Le casse du siècle

tonymila

Je suis assis sur le coffre majestueux qui renferme ma future liberté. Fini ces interminables journées pour quelques euros de l'heure, à supporter le dictat quelques automates ennuyeux. Polo et Ernesto « l'espagnol », sortent de leurs sacs une perceuse et un tournevis, et après quelques minutes, le graal s'ouvre enfin, annonçant ma délivrance prochaine. Ils le vident de ses entrailles et moi… je guette tout en savourant un futur prometteur. Le rictus ne me quitte plus et s'accentue à mesure que l'éviscération progresse.

Subitement, l'alarme se déclenche, crachant un son strident qui transforme mon rictus en une grimace informe. Je hurle :

- « Mec, ils vont débarquer, il faut bouger rapidement ».

J'attrape ma bouteille de gin du coffre éventré et j'avale sèchement deux gorgées. En plaçant la bouteille dans ma poche, mon œil remarque l'itinéraire de quelques gouttes qui ont préféré laisser une trace plutôt que d'être consommées.

- « J'ai bientôt fini, laisse moi de l'espace. » balance Ernesto.

L'alarme se fait de plus en plus forte et me broie littéralement le crâne.

Je crie de nouveau :

- « Un type comme moi en prison… Ça s'appelle comment ? Putain je n'ai pas quitté une servitude pour en rejoindre une autre. N'importe quel détenu me torturera pour devenir célèbre ».

Je sors de mon portefeuille la photo d'Orli : « Ne t'inquiète pas, dans tous les cas, on se retrouvera toi et moi ! ».

Je lance à Polo et Ernesto leurs tenues de cavale : à chacun de son bleu de travail et

son sac à gravats rempli de nectar.

Polo nous mène vers la sortie de secours. A l'alarme de la banque, s'ajoutent à présent les sirènes nerveuses de la police qui deviennent de plus en plus précises.

Une fois sortis, nous nous dirigeons comme prévu vers un utilitaire garé à quelques minutes à pied. Ernesto « l'espagnol » prend le volant, alors que Polo s'installe sur le siège passager, me laissant la banquette arrière. Deux types comme eux, jamais je n'aurais pensé les rencontrer…

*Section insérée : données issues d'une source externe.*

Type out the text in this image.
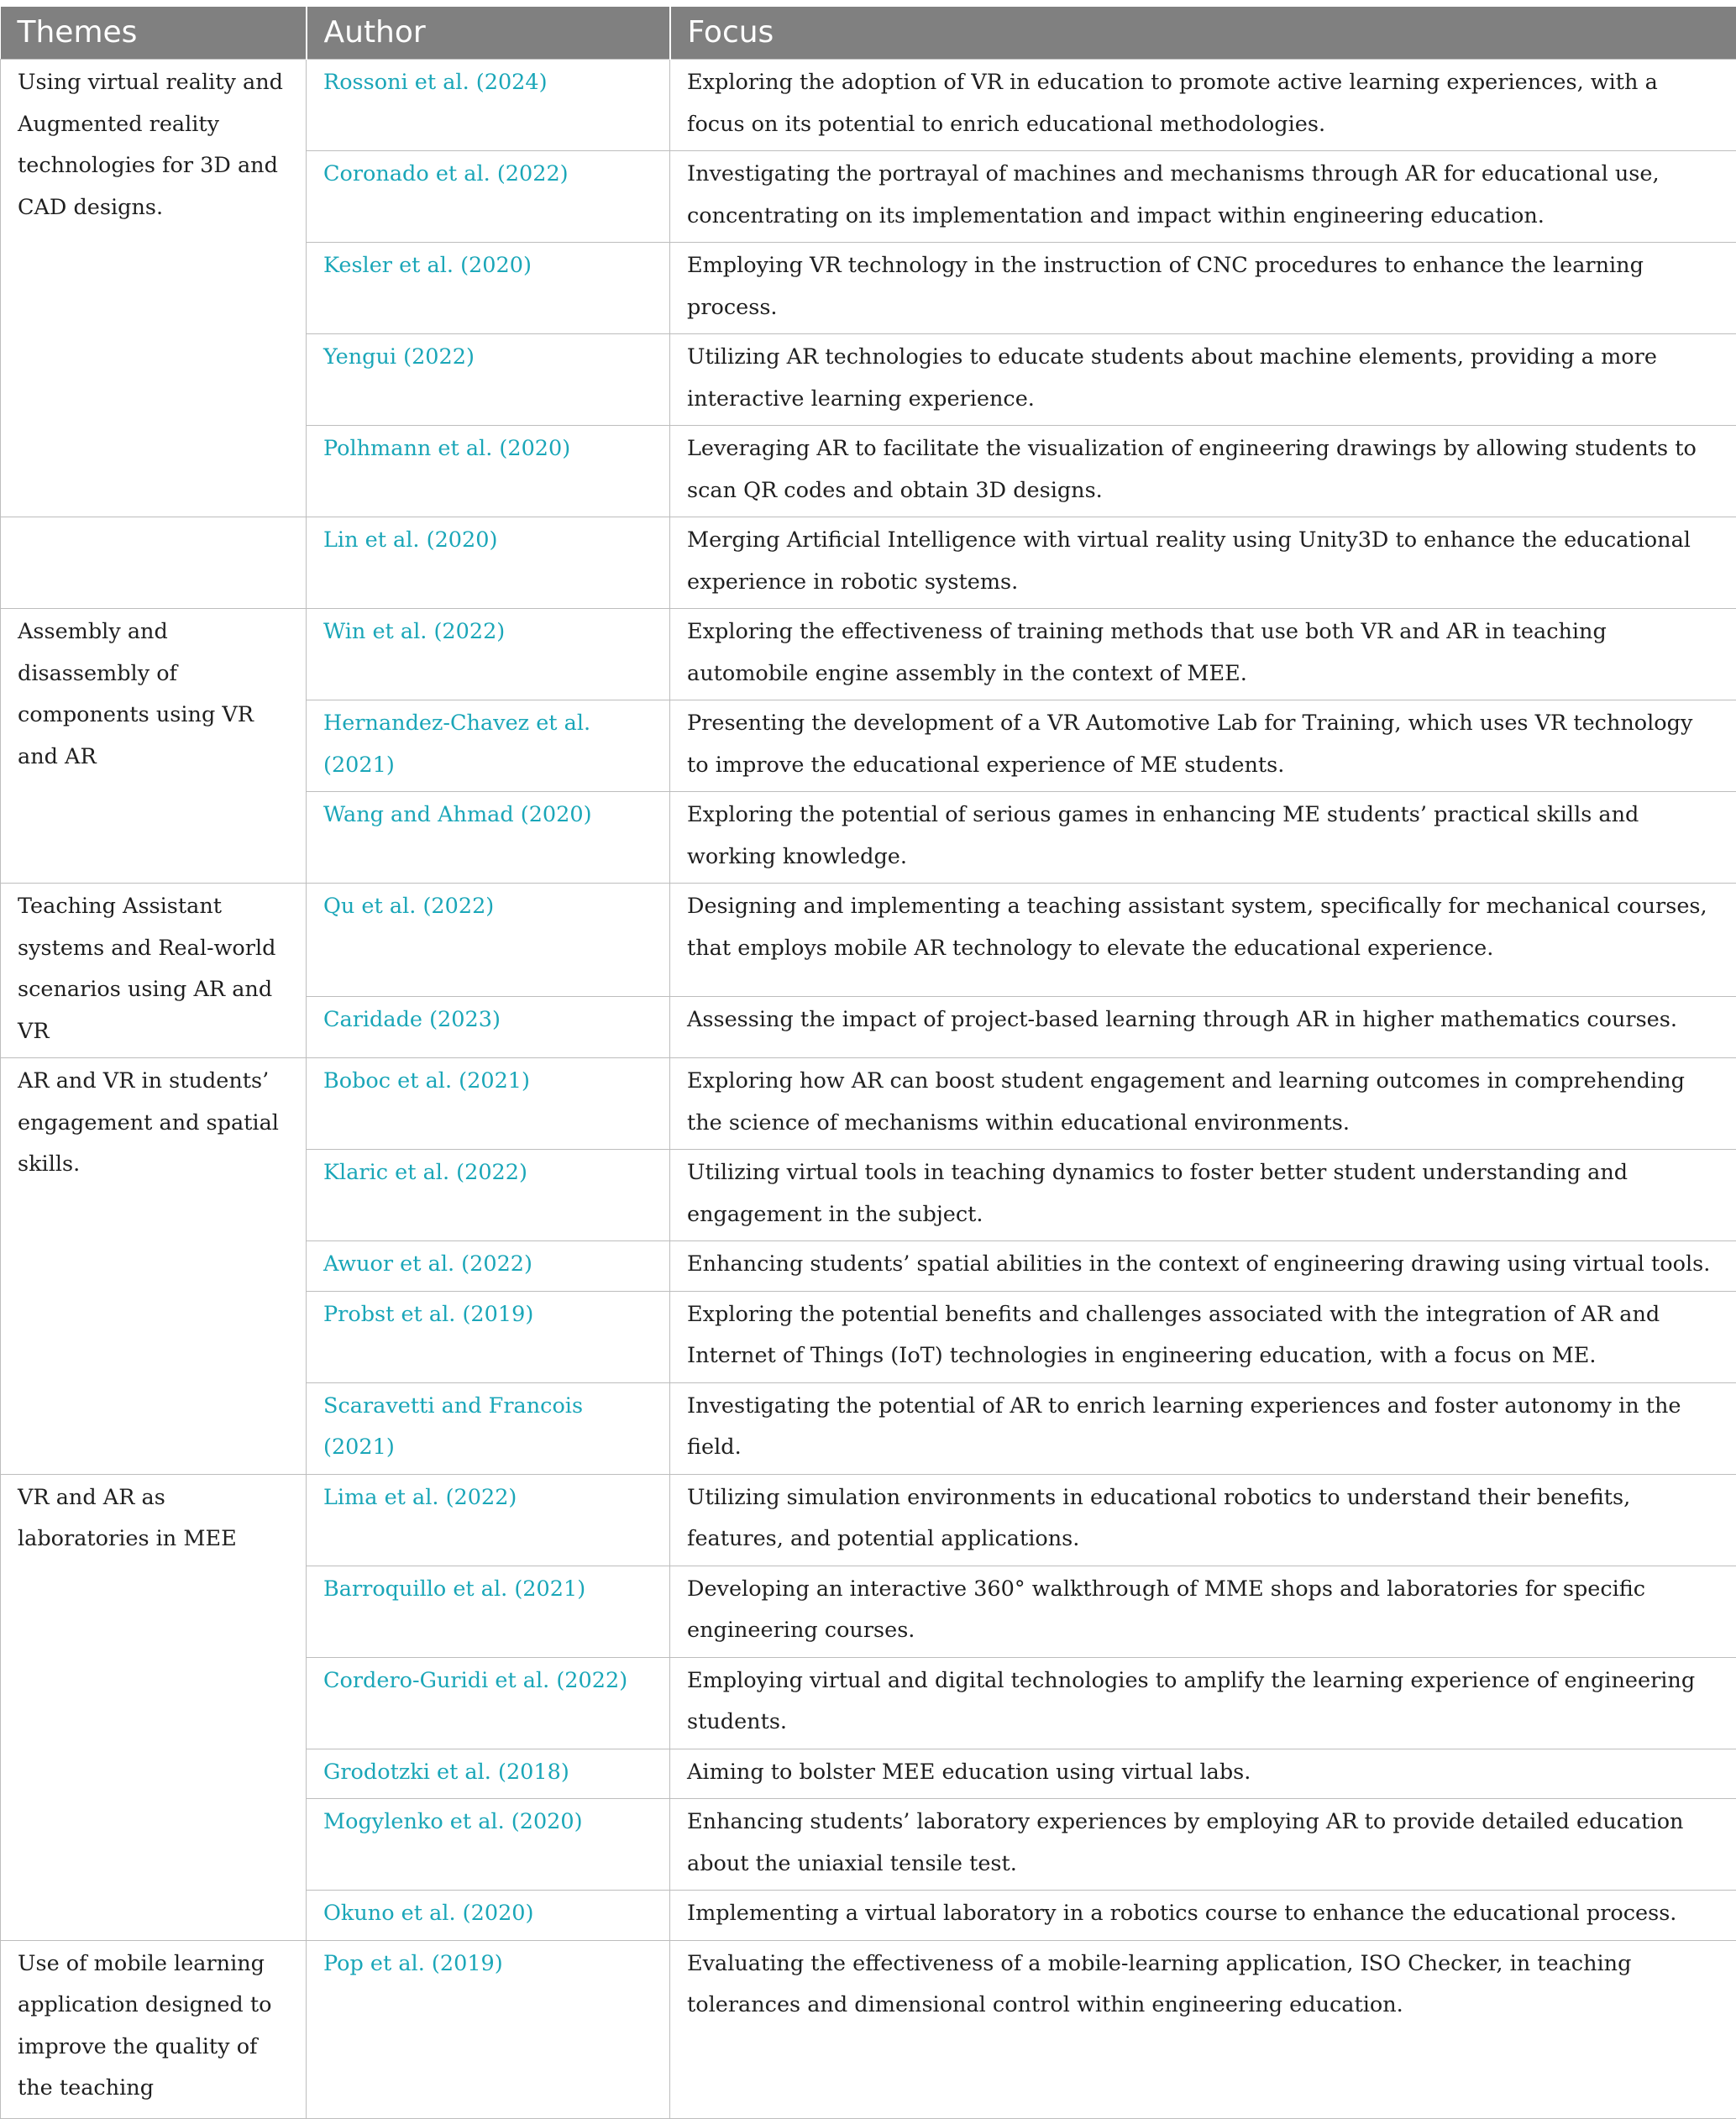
Themes	Author	Focus
Using virtual reality and Augmented reality technologies for 3D and CAD designs.	Rossoni et al. (2024)	Exploring the adoption of VR in education to promote active learning experiences, with a focus on its potential to enrich educational methodologies.
	Coronado et al. (2022)	Investigating the portrayal of machines and mechanisms through AR for educational use, concentrating on its implementation and impact within engineering education.
	Kesler et al. (2020)	Employing VR technology in the instruction of CNC procedures to enhance the learning process.
	Yengui (2022)	Utilizing AR technologies to educate students about machine elements, providing a more interactive learning experience.
	Polhmann et al. (2020)	Leveraging AR to facilitate the visualization of engineering drawings by allowing students to scan QR codes and obtain 3D designs.
	Lin et al. (2020)	Merging Artificial Intelligence with virtual reality using Unity3D to enhance the educational experience in robotic systems.
Assembly and disassembly of components using VR and AR	Win et al. (2022)	Exploring the effectiveness of training methods that use both VR and AR in teaching automobile engine assembly in the context of MEE.
	Hernandez-Chavez et al. (2021)	Presenting the development of a VR Automotive Lab for Training, which uses VR technology to improve the educational experience of ME students.
	Wang and Ahmad (2020)	Exploring the potential of serious games in enhancing ME students’ practical skills and working knowledge.
Teaching Assistant systems and Real-world scenarios using AR and VR	Qu et al. (2022)	Designing and implementing a teaching assistant system, specifically for mechanical courses, that employs mobile AR technology to elevate the educational experience.
	Caridade (2023)	Assessing the impact of project-based learning through AR in higher mathematics courses.
AR and VR in students’ engagement and spatial skills.	Boboc et al. (2021)	Exploring how AR can boost student engagement and learning outcomes in comprehending the science of mechanisms within educational environments.
	Klaric et al. (2022)	Utilizing virtual tools in teaching dynamics to foster better student understanding and engagement in the subject.
	Awuor et al. (2022)	Enhancing students’ spatial abilities in the context of engineering drawing using virtual tools.
	Probst et al. (2019)	Exploring the potential benefits and challenges associated with the integration of AR and Internet of Things (IoT) technologies in engineering education, with a focus on ME.
	Scaravetti and Francois (2021)	Investigating the potential of AR to enrich learning experiences and foster autonomy in the field.
VR and AR as laboratories in MEE	Lima et al. (2022)	Utilizing simulation environments in educational robotics to understand their benefits, features, and potential applications.
	Barroquillo et al. (2021)	Developing an interactive 360° walkthrough of MME shops and laboratories for specific engineering courses.
	Cordero-Guridi et al. (2022)	Employing virtual and digital technologies to amplify the learning experience of engineering students.
	Grodotzki et al. (2018)	Aiming to bolster MEE education using virtual labs.
	Mogylenko et al. (2020)	Enhancing students’ laboratory experiences by employing AR to provide detailed education about the uniaxial tensile test.
	Okuno et al. (2020)	Implementing a virtual laboratory in a robotics course to enhance the educational process.
Use of mobile learning application designed to improve the quality of the teaching	Pop et al. (2019)	Evaluating the effectiveness of a mobile-learning application, ISO Checker, in teaching tolerances and dimensional control within engineering education.
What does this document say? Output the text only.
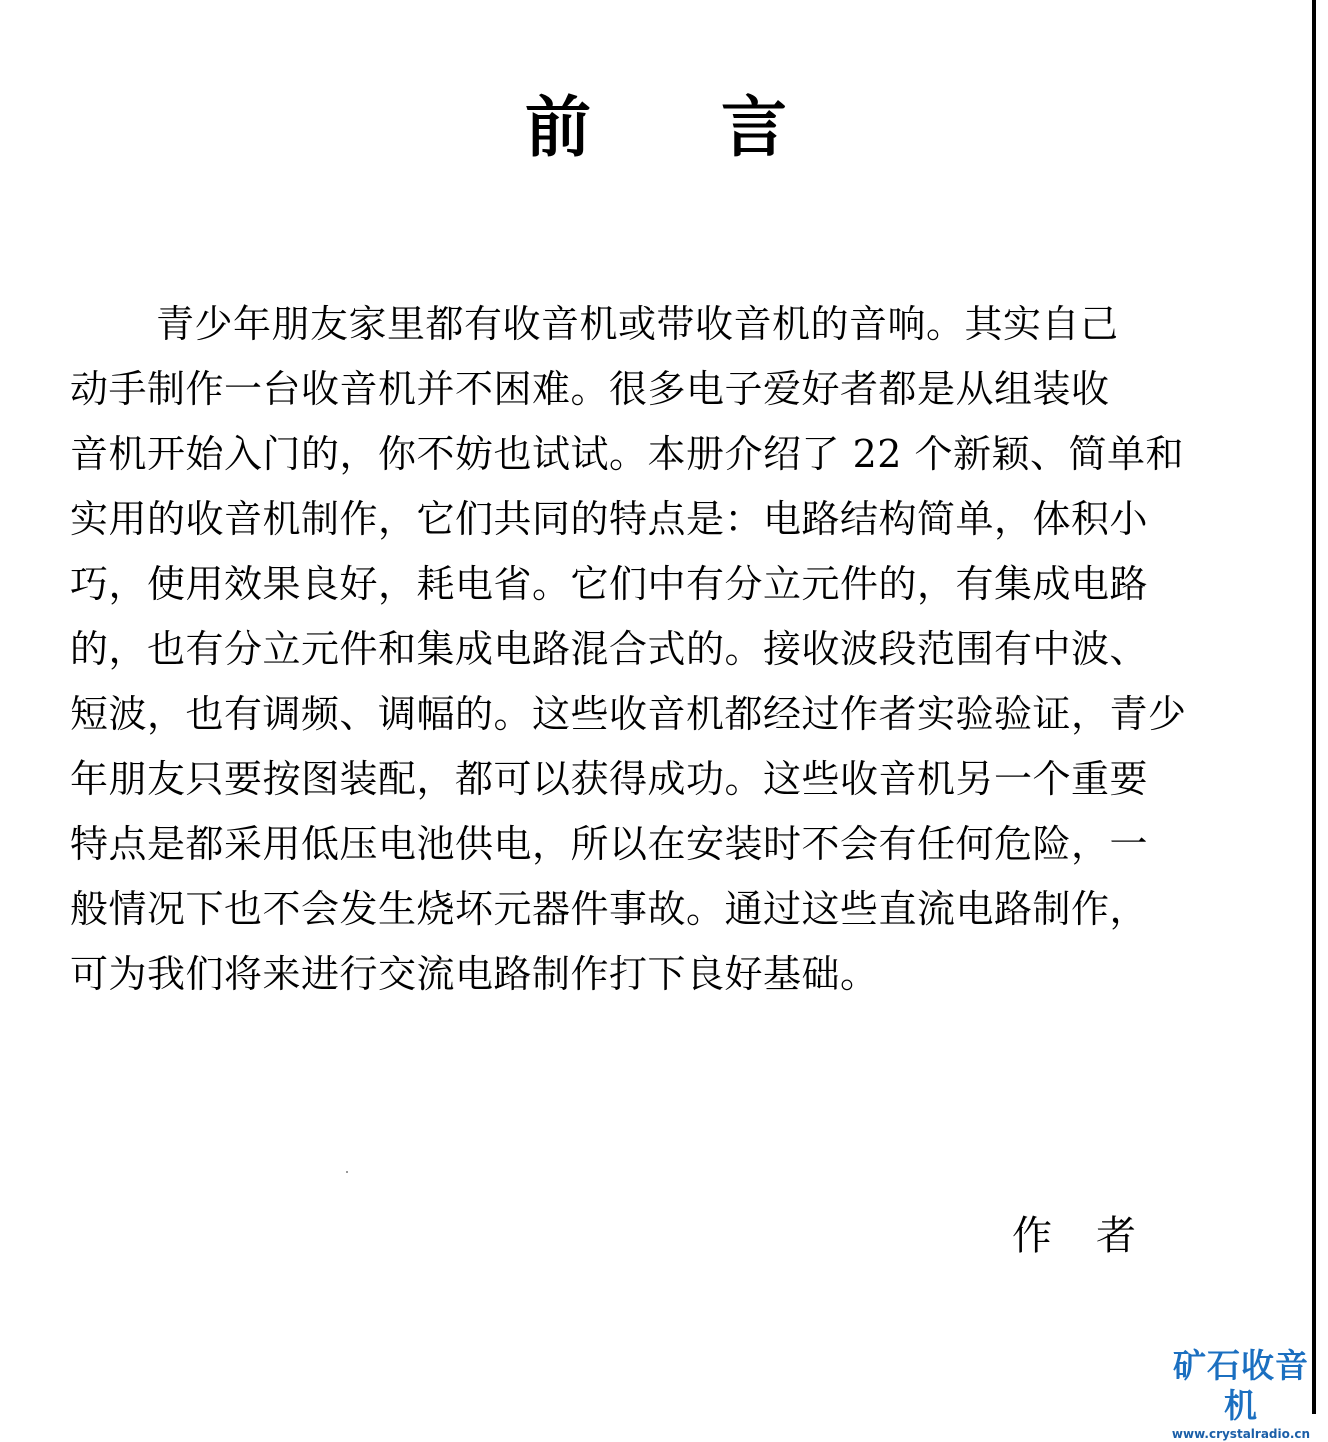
前 言
青少年朋友家里都有收音机或带收音机的音响。其实自己
动手制作一台收音机并不困难。很多电子爱好者都是从组装收
音机开始入门的，你不妨也试试。本册介绍了 22 个新颖、简单和
实用的收音机制作，它们共同的特点是：电路结构简单，体积小
巧，使用效果良好，耗电省。它们中有分立元件的，有集成电路
的，也有分立元件和集成电路混合式的。接收波段范围有中波、
短波，也有调频、调幅的。这些收音机都经过作者实验验证，青少
年朋友只要按图装配，都可以获得成功。这些收音机另一个重要
特点是都采用低压电池供电，所以在安装时不会有任何危险，一
般情况下也不会发生烧坏元器件事故。通过这些直流电路制作，
可为我们将来进行交流电路制作打下良好基础。
作 者
矿石收音机
www.crystalradio.cn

Après avoir roulé plus d'une demi-heure sur des routes chaotiques, je demande :

- « Où on va là? Lâche moi ici Ernesto faut que j'aille rejoindre Orli avant ce soir… »

Il se fout apparemment de mon intervention continuant à fredonner « que viva espana ». Je réitère et il appuie sur l'accélérateur frôlant dangereusement le précipice en criant « y la vida tiene otro sabor y espana es la mejor ».

C'est désagréable de se voir risquer sa vie après tout ça, à cause d'un autre... Ernesto accélère et au tour de Polo de paniquer :

- « T'es chiant « l'espingouin », c'est bon t'as eu ton content ? On va pas passer la nuit, le jour à cavaler ».

Soudainement, le vrombissement violent du moteur remplace le chantonnement d'Ernesto qui se tourne vers moi et me fixe en souriant.

Je débouchonne la bouteille de gin et j'inspire fortement, peut-être pour la dernière fois le parfum accablant de ma liberté. Comme ces quelques gouttes restées sur la bouteille, j'aurais voulu aussi ne pas être consommé comme les autres et laisser mon empreinte quelque part.

Mais, « l'espagnol », toujours tourné vers moi, se dirige manifestement vers le ravin et nous chuchote en souriant :

- « Arrêtez de pleurnicher, ne vous en faites pas, on se pose ici ».